In April 2018, Lupin served notice on PGP under section 42 of the 1993 Act claiming a new lease of the flat, which would also include the restrictive covenant. PGP admitted the claim to a new lease but disputed the inclusion of the restrictive covenant.

In October 2018, Lupin served two additional notices. The first notice identified PG and PGP together as “the landlord”. The second notice identified PG as “landlord” and PGP as the “third party”. Lupin sought a declaration that the first October notice was valid, or alternatively that either the second October notice or the April notice was valid. PG and PGP served counter-notices admitting Lupin’s right to a new lease under the April notice only. Specifically, they challenged the validity of the first October notice by arguing that PG was not a “landlord” as defined by section 40 of the 1993 Act.

The landlord

Lupin argued that both PG and PGP were together the “landlord” within the meaning of section 40(1) of the 1993 Act and the first October notice was valid. Judge Hellman agreed, finding that PG’s grant of the overriding lease to PGP severed the reversion on the original lease. PG retained the reversionary estate in respect of the building other than the flat.

Under section 140 of the Law of Property Act 1925, where the reversionary estate was severed in a lease, the conditions had to be apportioned to the severed parts. Accordingly, those covenants relating to the building, including the restrictive covenant, were apportioned to PG. It therefore satisfied the definition of “the landlord” under section 40(1) of the 1993 Act because it had an interest in reversion expectant on the termination of the original lease such as to enable it to grant a new lease.

Further, the court determined that the restrictive covenant should be apportioned to the reversion to the building because it touched and concerned the building. Under section 142 of the 1925 Act, the obligations contained in a lessor’s covenant had to be annexed to the severed part of the reversion, and was enforceable by the lessee. PG, therefore, remained bound by the restrictive covenant pursuant to that section. This was an additional reason as to why PG was the landlord. Judge Hellman expressly commented that the “intention of the legislature would be defeated if a landlord could evade an inconvenient covenant by the simple expedient of giving an overriding lease of the flat which benefited from the covenant to another vehicle which the landlord owned and controlled”.

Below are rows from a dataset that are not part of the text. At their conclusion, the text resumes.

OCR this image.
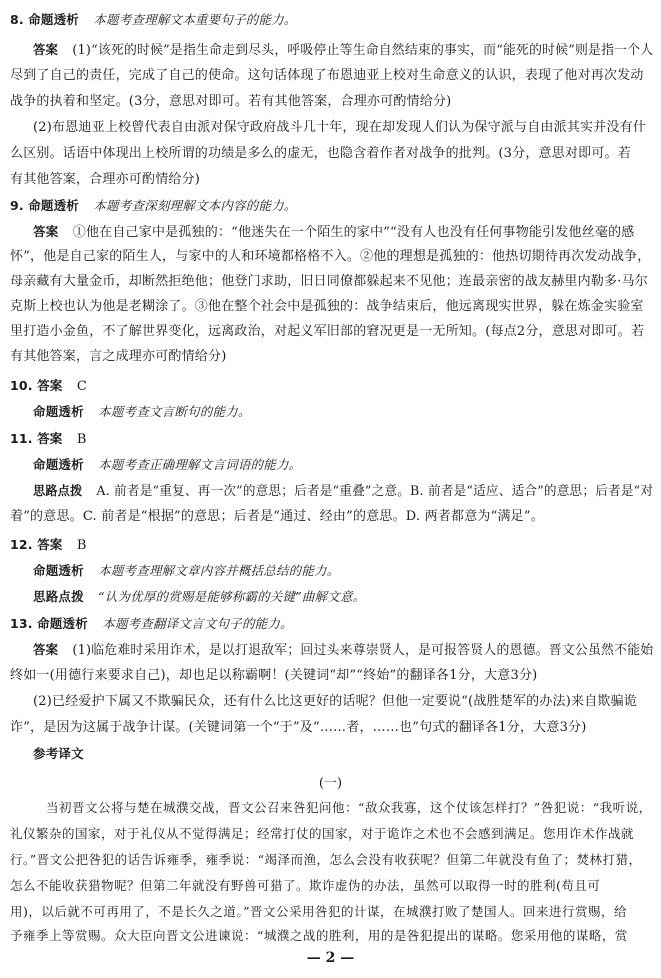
8. 命题透析 本题考查理解文本重要句子的能力。
答案 (1)“该死的时候”是指生命走到尽头，呼吸停止等生命自然结束的事实，而“能死的时候”则是指一个人
尽到了自己的责任，完成了自己的使命。这句话体现了布恩迪亚上校对生命意义的认识，表现了他对再次发动
战争的执着和坚定。(3分，意思对即可。若有其他答案，合理亦可酌情给分)
(2)布恩迪亚上校曾代表自由派对保守政府战斗几十年，现在却发现人们认为保守派与自由派其实并没有什
么区别。话语中体现出上校所谓的功绩是多么的虚无，也隐含着作者对战争的批判。(3分，意思对即可。若
有其他答案，合理亦可酌情给分)
9. 命题透析 本题考查深刻理解文本内容的能力。
答案 ①他在自己家中是孤独的：“他迷失在一个陌生的家中”“没有人也没有任何事物能引发他丝毫的感
怀”，他是自己家的陌生人，与家中的人和环境都格格不入。②他的理想是孤独的：他热切期待再次发动战争，
母亲藏有大量金币，却断然拒绝他；他登门求助，旧日同僚都躲起来不见他；连最亲密的战友赫里内勒多·马尔
克斯上校也认为他是老糊涂了。③他在整个社会中是孤独的：战争结束后，他远离现实世界，躲在炼金实验室
里打造小金鱼，不了解世界变化，远离政治，对起义军旧部的窘况更是一无所知。(每点2分，意思对即可。若
有其他答案，言之成理亦可酌情给分)
10. 答案 C
命题透析 本题考查文言断句的能力。
11. 答案 B
命题透析 本题考查正确理解文言词语的能力。
思路点拨 A. 前者是“重复、再一次”的意思；后者是“重叠”之意。B. 前者是“适应、适合”的意思；后者是“对
着”的意思。C. 前者是“根据”的意思；后者是“通过、经由”的意思。D. 两者都意为“满足”。
12. 答案 B
命题透析 本题考查理解文章内容并概括总结的能力。
思路点拨 “认为优厚的赏赐是能够称霸的关键”曲解文意。
13. 命题透析 本题考查翻译文言文句子的能力。
答案 (1)临危难时采用诈术，是以打退敌军；回过头来尊崇贤人，是可报答贤人的恩德。晋文公虽然不能始
终如一(用德行来要求自己)，却也足以称霸啊！(关键词“却”“终始”的翻译各1分，大意3分)
(2)已经爱护下属又不欺骗民众，还有什么比这更好的话呢？但他一定要说“(战胜楚军的办法)来自欺骗诡
诈”，是因为这属于战争计谋。(关键词第一个“于”及“……者，……也”句式的翻译各1分，大意3分)
参考译文
(一)
当初晋文公将与楚在城濮交战，晋文公召来咎犯问他：“敌众我寡，这个仗该怎样打？”咎犯说：“我听说，
礼仪繁杂的国家，对于礼仪从不觉得满足；经常打仗的国家，对于诡诈之术也不会感到满足。您用诈术作战就
行。”晋文公把咎犯的话告诉雍季，雍季说：“竭泽而渔，怎么会没有收获呢？但第二年就没有鱼了；焚林打猎，
怎么不能收获猎物呢？但第二年就没有野兽可猎了。欺诈虚伪的办法，虽然可以取得一时的胜利(苟且可
用)，以后就不可再用了，不是长久之道。”晋文公采用咎犯的计谋，在城濮打败了楚国人。回来进行赏赐，给
予雍季上等赏赐。众大臣向晋文公进谏说：“城濮之战的胜利，用的是咎犯提出的谋略。您采用他的谋略，赏
— 2 —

Judge Hellman’s primary reason in finding that PG was a landlord was influenced by the existence of the easements rather than Lupin’s argument about the split reversion and the need to apportion the covenants. Applying Cardwell v Walker [2003] EWHC 3117; [2004] PLSCS 9 he found that, as freeholder of the building, PG was the owner of the reversion expectant on the termination of the easements over the building granted by the original lease. It followed that PG, as owner of the reversion expectant on the termination of the easements over the building, and PGP, as owner of the reversion expectant on the termination of the original lease of the flat itself, were together “the landlord” for purposes of giving notice under the 1993 Act.

The consequences

The consequences of the decision in Lupin have been hotly debated among practitioners, including solicitor Alan Riley. The decision has added a layer of complexity to claims for a new lease where overriding leases exist.

It appears that, when the terms of the lease are finally determined, Lupin will be granted a new lease which will include the restrictive covenant. It raises the question: why? The restrictive covenant is not binding on PG. As noted by Judge Hellman, when PG purchased the building in 2010, the original lease had already been registered against the freehold title. This did not protect Lupin’s right to enforce the restrictive covenant against PG as the particulars of the restrictive covenant had not been registered on the freehold title.